The modified load-and-shift test also should be performed with the patient lying in a supine position with the affected arm at the edge of the examination table. The humeral head and proximal humerus are held by the examiner’s one hand while the other one stabilizes the scapula. With the arm held in the plane of the scapula and in neutral rotation, the humeral head is compressed into the center of the glenoid and an anterior and posterior stress is applied.10 The degree of glenohumeral translation is then graded by the amount of humeral head motion in relation to the glenoid rim. The following is the grading scale: Grade 0 equates to minimal translation, Grade 1 equates to humeral head translation just to the glenoid rim, Grade 2 equates to humeral head motion over the glenoid rim with spontaneous reduction, and Grade 3 equates to humeral head dislocation over the glenoid rim that does not spontaneously reduce.
Radiographic findings
Two other helpful tests are computed tomography (CT) and an MR arthrogram (MRA). A CT is critical to assess the version and morphology of the glenoid and amount of bone loss in revision cases. A CT study can help delineate glenoid morphology and the degree of glenoid retroversion by using axial CT images through the mid-glenoid, which corresponds to the first inferior image on which the tip of the coracoid process is no longer visible.13 At this level, normal retroversion is between −2 degrees and −8 degrees. CT studies also can help better quantitate the size of anterior humeral head defects and glenoid fractures. An MRA can help better evaluate a possible injury to the labrum and capsule. The addition of intra-articular contrast to the study helps better identify labral and other intra-articular pathology.

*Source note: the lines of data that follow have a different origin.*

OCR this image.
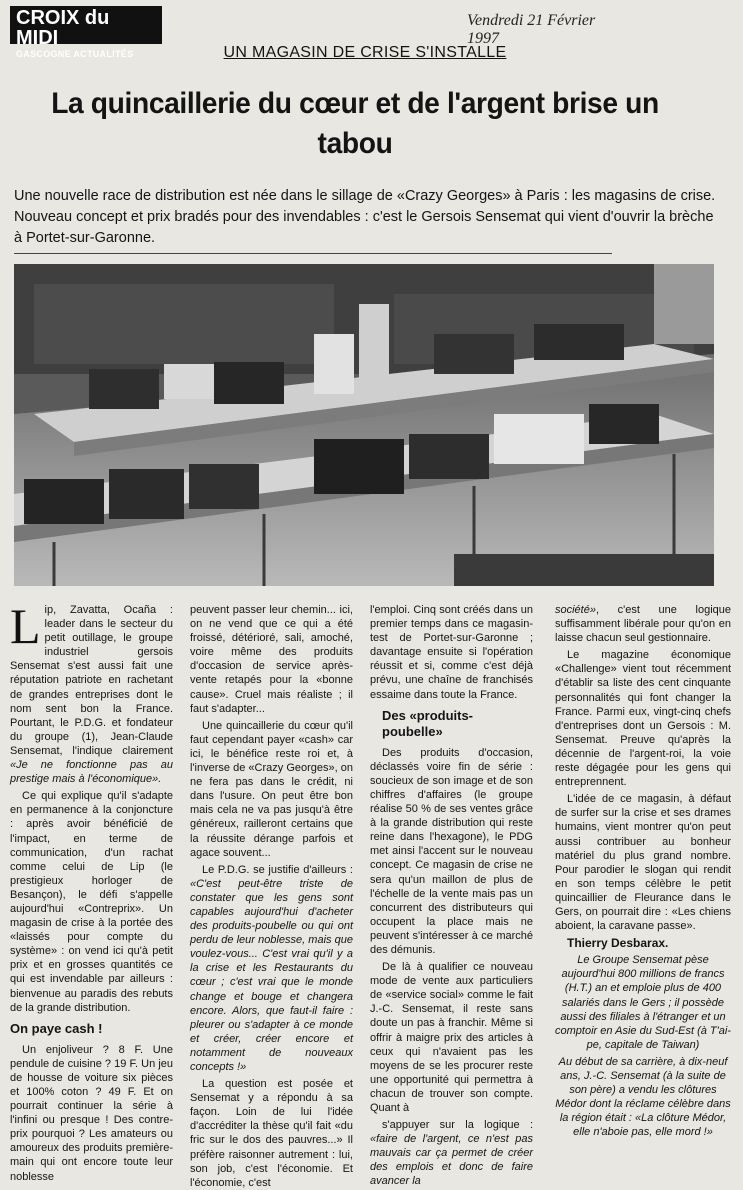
CROIX du MIDI
GASCOGNE ACTUALITÉS
Vendredi 21 Février 1997
UN MAGASIN DE CRISE S'INSTALLE
La quincaillerie du cœur et de l'argent brise un tabou

Une nouvelle race de distribution est née dans le sillage de «Crazy Georges» à Paris : les magasins de crise. Nouveau concept et prix bradés pour des invendables : c'est le Gersois Sensemat qui vient d'ouvrir la brèche à Portet-sur-Garonne.

Lip, Zavatta, Ocaña : leader dans le secteur du petit outillage, le groupe industriel gersois Sensemat s'est aussi fait une réputation patriote en rachetant de grandes entreprises dont le nom sent bon la France. Pourtant, le P.D.G. et fondateur du groupe (1), Jean-Claude Sensemat, l'indique clairement «Je ne fonctionne pas au prestige mais à l'économique».

Ce qui explique qu'il s'adapte en permanence à la conjoncture : après avoir bénéficié de l'impact, en terme de communication, d'un rachat comme celui de Lip (le prestigieux horloger de Besançon), le défi s'appelle aujourd'hui «Contreprix». Un magasin de crise à la portée des «laissés pour compte du système» : on vend ici qu'à petit prix et en grosses quantités ce qui est invendable par ailleurs : bienvenue au paradis des rebuts de la grande distribution.

On paye cash !

Un enjoliveur ? 8 F. Une pendule de cuisine ? 19 F. Un jeu de housse de voiture six pièces et 100% coton ? 49 F. Et on pourrait continuer la série à l'infini ou presque ! Des contre-prix pourquoi ? Les amateurs ou amoureux des produits première-main qui ont encore toute leur noblesse

peuvent passer leur chemin... ici, on ne vend que ce qui a été froissé, détérioré, sali, amoché, voire même des produits d'occasion de service après-vente retapés pour la «bonne cause». Cruel mais réaliste ; il faut s'adapter...

Une quincaillerie du cœur qu'il faut cependant payer «cash» car ici, le bénéfice reste roi et, à l'inverse de «Crazy Georges», on ne fera pas dans le crédit, ni dans l'usure. On peut être bon mais cela ne va pas jusqu'à être généreux, railleront certains que la réussite dérange parfois et agace souvent...

Le P.D.G. se justifie d'ailleurs : «C'est peut-être triste de constater que les gens sont capables aujourd'hui d'acheter des produits-poubelle ou qui ont perdu de leur noblesse, mais que voulez-vous... C'est vrai qu'il y a la crise et les Restaurants du cœur ; c'est vrai que le monde change et bouge et changera encore. Alors, que faut-il faire : pleurer ou s'adapter à ce monde et créer, créer encore et notamment de nouveaux concepts !»

La question est posée et Sensemat y a répondu à sa façon. Loin de lui l'idée d'accréditer la thèse qu'il fait «du fric sur le dos des pauvres...» Il préfère raisonner autrement : lui, son job, c'est l'économie. Et l'économie, c'est

l'emploi. Cinq sont créés dans un premier temps dans ce magasin-test de Portet-sur-Garonne ; davantage ensuite si l'opération réussit et si, comme c'est déjà prévu, une chaîne de franchisés essaime dans toute la France.

Des «produits-poubelle»

Des produits d'occasion, déclassés voire fin de série : soucieux de son image et de son chiffres d'affaires (le groupe réalise 50 % de ses ventes grâce à la grande distribution qui reste reine dans l'hexagone), le PDG met ainsi l'accent sur le nouveau concept. Ce magasin de crise ne sera qu'un maillon de plus de l'échelle de la vente mais pas un concurrent des distributeurs qui occupent la place mais ne peuvent s'intéresser à ce marché des démunis.

De là à qualifier ce nouveau mode de vente aux particuliers de «service social» comme le fait J.-C. Sensemat, il reste sans doute un pas à franchir. Même si offrir à maigre prix des articles à ceux qui n'avaient pas les moyens de se les procurer reste une opportunité qui permettra à chacun de trouver son compte. Quant à

s'appuyer sur la logique : «faire de l'argent, ce n'est pas mauvais car ça permet de créer des emplois et donc de faire avancer la

société», c'est une logique suffisamment libérale pour qu'on en laisse chacun seul gestionnaire.

Le magazine économique «Challenge» vient tout récemment d'établir sa liste des cent cinquante personnalités qui font changer la France. Parmi eux, vingt-cinq chefs d'entreprises dont un Gersois : M. Sensemat. Preuve qu'après la décennie de l'argent-roi, la voie reste dégagée pour les gens qui entreprennent.

L'idée de ce magasin, à défaut de surfer sur la crise et ses drames humains, vient montrer qu'on peut aussi contribuer au bonheur matériel du plus grand nombre. Pour parodier le slogan qui rendit en son temps célèbre le petit quincaillier de Fleurance dans le Gers, on pourrait dire : «Les chiens aboient, la caravane passe».

Thierry Desbarax.

Le Groupe Sensemat pèse aujourd'hui 800 millions de francs (H.T.) an et emploie plus de 400 salariés dans le Gers ; il possède aussi des filiales à l'étranger et un comptoir en Asie du Sud-Est (à T'ai-pe, capitale de Taiwan)

Au début de sa carrière, à dix-neuf ans, J.-C. Sensemat (à la suite de son père) a vendu les clôtures Médor dont la réclame célèbre dans la région était : «La clôture Médor, elle n'aboie pas, elle mord !»
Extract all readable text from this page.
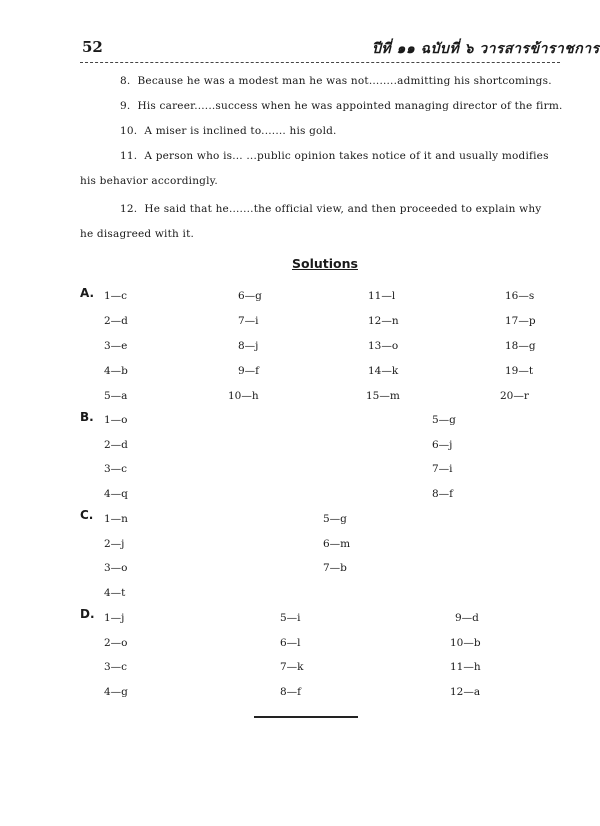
52	ปีที่ ๑๑ ฉบับที่ ๖ วารสารข้าราชการ
8. Because he was a modest man he was not........admitting his shortcomings.
9. His career......success when he was appointed managing director of the firm.
10. A miser is inclined to....... his gold.
11. A person who is... ...public opinion takes notice of it and usually modifies
his behavior accordingly.
12. He said that he.......the official view, and then proceeded to explain why
he disagreed with it.
Solutions
A. 1—c	6—g	11—l	16—s
2—d	7—i	12—n	17—p
3—e	8—j	13—o	18—g
4—b	9—f	14—k	19—t
5—a	10—h	15—m	20—r
B. 1—o	5—g
2—d	6—j
3—c	7—i
4—q	8—f
C. 1—n	5—g
2—j	6—m
3—o	7—b
4—t
D. 1—j	5—i	9—d
2—o	6—l	10—b
3—c	7—k	11—h
4—g	8—f	12—a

Description of technique(s)
Historically, the results of surgery have been poor with a recurrence rate of up to 50% with significant complications.2 Some of the procedures that have been used in the past include the following: (1) subscapularis transfers,2 (2) biceps tendon transfers,14 (3) infraspinatus advancement,15 (4) reverse Bankart repair, (5) reverse Putti-Platt repair,16 (6) posterior staple capsulorraphy,17 (7) rotational osteotomy of the humerus,18 (8) posterior glenoplasty.19 We mention these procedures mainly out of historical interest.